Under Part V of the Central Bank Act 1997 (as amended) (the “Act”) a “debt management firm” is defined as meaning:

a person who for remuneration provides debt management services to one or more consumers, other than an excepted person[1]

The Act defines “debt management services” as meaning:

“(a)       giving advice about the discharge of debts (in whole or in part), including advice about budgeting in connection with the discharge of debts,        

(b)         negotiating with a person’s creditors for the discharge  of  the  person’s debts (in whole or in part),  or

 (c)       any similar activity associated with the discharge of debts”.

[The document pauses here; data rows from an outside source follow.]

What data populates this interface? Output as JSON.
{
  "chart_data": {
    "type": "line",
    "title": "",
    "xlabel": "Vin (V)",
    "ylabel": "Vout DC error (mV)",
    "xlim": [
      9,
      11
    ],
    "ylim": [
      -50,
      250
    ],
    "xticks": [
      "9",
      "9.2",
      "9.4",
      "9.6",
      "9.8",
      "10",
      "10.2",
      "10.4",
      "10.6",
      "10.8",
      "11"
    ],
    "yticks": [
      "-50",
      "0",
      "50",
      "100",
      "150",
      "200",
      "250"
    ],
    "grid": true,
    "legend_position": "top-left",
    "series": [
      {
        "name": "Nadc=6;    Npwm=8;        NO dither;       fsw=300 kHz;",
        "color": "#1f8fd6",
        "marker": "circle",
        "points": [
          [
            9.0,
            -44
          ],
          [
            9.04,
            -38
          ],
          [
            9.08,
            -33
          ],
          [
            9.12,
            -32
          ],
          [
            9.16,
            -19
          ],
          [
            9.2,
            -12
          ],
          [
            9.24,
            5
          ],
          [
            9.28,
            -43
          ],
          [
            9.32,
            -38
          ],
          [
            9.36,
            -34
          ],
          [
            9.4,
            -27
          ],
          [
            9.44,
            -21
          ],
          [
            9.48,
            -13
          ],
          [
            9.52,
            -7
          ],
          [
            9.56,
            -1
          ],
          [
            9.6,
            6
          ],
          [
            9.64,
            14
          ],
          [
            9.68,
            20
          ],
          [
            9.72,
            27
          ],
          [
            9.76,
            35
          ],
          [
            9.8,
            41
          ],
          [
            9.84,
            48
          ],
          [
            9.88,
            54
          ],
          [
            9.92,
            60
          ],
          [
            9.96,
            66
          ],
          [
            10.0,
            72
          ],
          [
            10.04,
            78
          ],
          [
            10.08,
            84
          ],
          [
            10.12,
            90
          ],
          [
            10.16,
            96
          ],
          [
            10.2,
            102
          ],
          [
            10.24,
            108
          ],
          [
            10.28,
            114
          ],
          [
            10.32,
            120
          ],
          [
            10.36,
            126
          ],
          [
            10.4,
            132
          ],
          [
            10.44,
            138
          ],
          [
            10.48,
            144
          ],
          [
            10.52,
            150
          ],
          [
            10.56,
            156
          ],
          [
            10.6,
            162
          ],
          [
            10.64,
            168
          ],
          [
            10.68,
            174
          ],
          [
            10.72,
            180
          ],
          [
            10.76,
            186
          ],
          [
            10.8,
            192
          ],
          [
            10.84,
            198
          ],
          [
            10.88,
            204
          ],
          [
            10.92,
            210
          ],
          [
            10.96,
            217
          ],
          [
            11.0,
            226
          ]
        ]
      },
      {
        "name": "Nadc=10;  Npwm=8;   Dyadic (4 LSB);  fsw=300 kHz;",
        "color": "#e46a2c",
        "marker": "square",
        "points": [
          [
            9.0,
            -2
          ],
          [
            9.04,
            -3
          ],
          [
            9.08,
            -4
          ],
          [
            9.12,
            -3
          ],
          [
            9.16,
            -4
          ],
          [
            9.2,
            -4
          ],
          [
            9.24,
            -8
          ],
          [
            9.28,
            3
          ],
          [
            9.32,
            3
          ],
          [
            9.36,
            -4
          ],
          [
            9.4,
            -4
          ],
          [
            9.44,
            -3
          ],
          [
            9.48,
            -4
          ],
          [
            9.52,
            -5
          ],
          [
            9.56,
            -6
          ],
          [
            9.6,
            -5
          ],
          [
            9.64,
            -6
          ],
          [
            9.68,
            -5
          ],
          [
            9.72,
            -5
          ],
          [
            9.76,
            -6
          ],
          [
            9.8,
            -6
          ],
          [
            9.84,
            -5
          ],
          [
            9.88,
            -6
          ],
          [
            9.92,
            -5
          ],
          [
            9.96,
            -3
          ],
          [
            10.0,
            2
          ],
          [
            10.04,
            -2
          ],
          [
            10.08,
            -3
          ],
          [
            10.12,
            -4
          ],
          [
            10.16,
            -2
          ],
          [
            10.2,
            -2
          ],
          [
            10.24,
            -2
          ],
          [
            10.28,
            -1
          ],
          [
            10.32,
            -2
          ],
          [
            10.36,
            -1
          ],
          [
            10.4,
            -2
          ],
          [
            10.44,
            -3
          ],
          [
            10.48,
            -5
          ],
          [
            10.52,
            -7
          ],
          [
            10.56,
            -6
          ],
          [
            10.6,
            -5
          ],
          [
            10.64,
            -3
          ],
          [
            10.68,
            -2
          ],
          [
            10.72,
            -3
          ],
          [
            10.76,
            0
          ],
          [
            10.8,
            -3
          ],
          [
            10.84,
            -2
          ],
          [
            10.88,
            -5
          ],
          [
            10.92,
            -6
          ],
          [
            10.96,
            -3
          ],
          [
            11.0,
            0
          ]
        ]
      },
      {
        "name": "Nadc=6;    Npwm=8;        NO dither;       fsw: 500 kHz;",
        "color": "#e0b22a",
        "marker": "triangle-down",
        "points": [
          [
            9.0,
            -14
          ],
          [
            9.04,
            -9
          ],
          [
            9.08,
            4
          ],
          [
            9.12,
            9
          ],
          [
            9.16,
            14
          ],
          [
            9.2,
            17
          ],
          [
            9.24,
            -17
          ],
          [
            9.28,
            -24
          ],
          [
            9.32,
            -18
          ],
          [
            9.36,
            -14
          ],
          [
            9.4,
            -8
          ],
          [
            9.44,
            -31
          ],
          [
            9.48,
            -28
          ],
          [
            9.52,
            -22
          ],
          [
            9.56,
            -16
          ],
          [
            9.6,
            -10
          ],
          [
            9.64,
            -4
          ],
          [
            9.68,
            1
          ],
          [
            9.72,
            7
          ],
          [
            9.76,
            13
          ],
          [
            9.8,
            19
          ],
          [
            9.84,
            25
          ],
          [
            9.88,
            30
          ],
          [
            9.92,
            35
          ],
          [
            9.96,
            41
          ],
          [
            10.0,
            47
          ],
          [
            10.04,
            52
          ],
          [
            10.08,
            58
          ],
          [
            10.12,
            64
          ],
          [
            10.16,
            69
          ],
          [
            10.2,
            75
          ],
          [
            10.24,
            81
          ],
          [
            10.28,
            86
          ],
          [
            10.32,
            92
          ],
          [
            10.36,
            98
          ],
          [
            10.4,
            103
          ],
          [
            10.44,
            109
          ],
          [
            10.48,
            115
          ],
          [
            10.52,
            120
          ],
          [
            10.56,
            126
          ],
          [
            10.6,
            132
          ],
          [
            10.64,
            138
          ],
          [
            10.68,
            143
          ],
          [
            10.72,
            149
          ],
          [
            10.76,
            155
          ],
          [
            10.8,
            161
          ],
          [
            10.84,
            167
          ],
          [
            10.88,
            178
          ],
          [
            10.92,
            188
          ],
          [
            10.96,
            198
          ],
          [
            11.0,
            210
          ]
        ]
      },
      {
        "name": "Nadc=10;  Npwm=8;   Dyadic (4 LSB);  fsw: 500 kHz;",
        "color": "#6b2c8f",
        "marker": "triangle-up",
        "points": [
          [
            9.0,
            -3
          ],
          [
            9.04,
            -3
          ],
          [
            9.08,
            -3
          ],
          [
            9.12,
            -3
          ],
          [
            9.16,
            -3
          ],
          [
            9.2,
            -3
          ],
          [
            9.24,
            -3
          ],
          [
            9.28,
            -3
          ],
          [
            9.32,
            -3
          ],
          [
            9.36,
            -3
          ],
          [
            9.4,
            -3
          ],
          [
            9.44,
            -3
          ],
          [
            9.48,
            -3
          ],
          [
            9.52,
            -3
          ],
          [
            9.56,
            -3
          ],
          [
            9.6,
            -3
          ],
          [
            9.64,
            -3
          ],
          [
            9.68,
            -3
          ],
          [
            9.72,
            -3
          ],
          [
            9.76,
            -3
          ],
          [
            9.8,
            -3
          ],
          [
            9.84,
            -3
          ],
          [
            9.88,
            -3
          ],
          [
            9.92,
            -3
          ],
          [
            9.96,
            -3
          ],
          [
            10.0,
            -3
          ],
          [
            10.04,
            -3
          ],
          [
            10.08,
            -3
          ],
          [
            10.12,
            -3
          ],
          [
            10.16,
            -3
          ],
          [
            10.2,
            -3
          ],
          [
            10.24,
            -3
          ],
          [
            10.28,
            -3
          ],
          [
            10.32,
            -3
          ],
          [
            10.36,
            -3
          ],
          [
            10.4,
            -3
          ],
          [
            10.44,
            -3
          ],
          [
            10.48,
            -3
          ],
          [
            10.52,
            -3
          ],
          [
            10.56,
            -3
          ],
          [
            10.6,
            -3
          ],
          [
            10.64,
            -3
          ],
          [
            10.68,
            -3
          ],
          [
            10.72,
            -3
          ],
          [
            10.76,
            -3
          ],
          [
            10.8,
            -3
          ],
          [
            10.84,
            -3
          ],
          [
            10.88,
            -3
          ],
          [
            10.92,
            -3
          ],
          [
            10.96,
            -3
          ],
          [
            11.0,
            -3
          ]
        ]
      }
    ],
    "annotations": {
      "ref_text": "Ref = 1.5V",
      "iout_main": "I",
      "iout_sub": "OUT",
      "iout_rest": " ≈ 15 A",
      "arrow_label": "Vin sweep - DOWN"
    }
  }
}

Under the Act, a person who meets the definition of a debt management firm is required to obtain authorisation from the Central Bank in order to provide these services. Please also note the Act identifies a number of “excepted persons”.

Please also note that the definition of a debt management firm identifies that it is remunerated for these services. The term “remuneration” is also defined in the Act.

Any person who provides services in relation to debt management should consider, in conjunction with their legal advisors, if their activities fall within the scope of the Act and therefore will require to be authorised by the Central Bank.

Please note that a firm authorised as a debt management firm will not be authorised to hold client funds except where it holds another appropriate authorisation such as an authorisation as a payment institution and / or a money transmission business pursuant to the European Communities (Payment Services) Regulations 2009 or Part V of the Act respectively.

[1] As defined in Section 28 of the Act.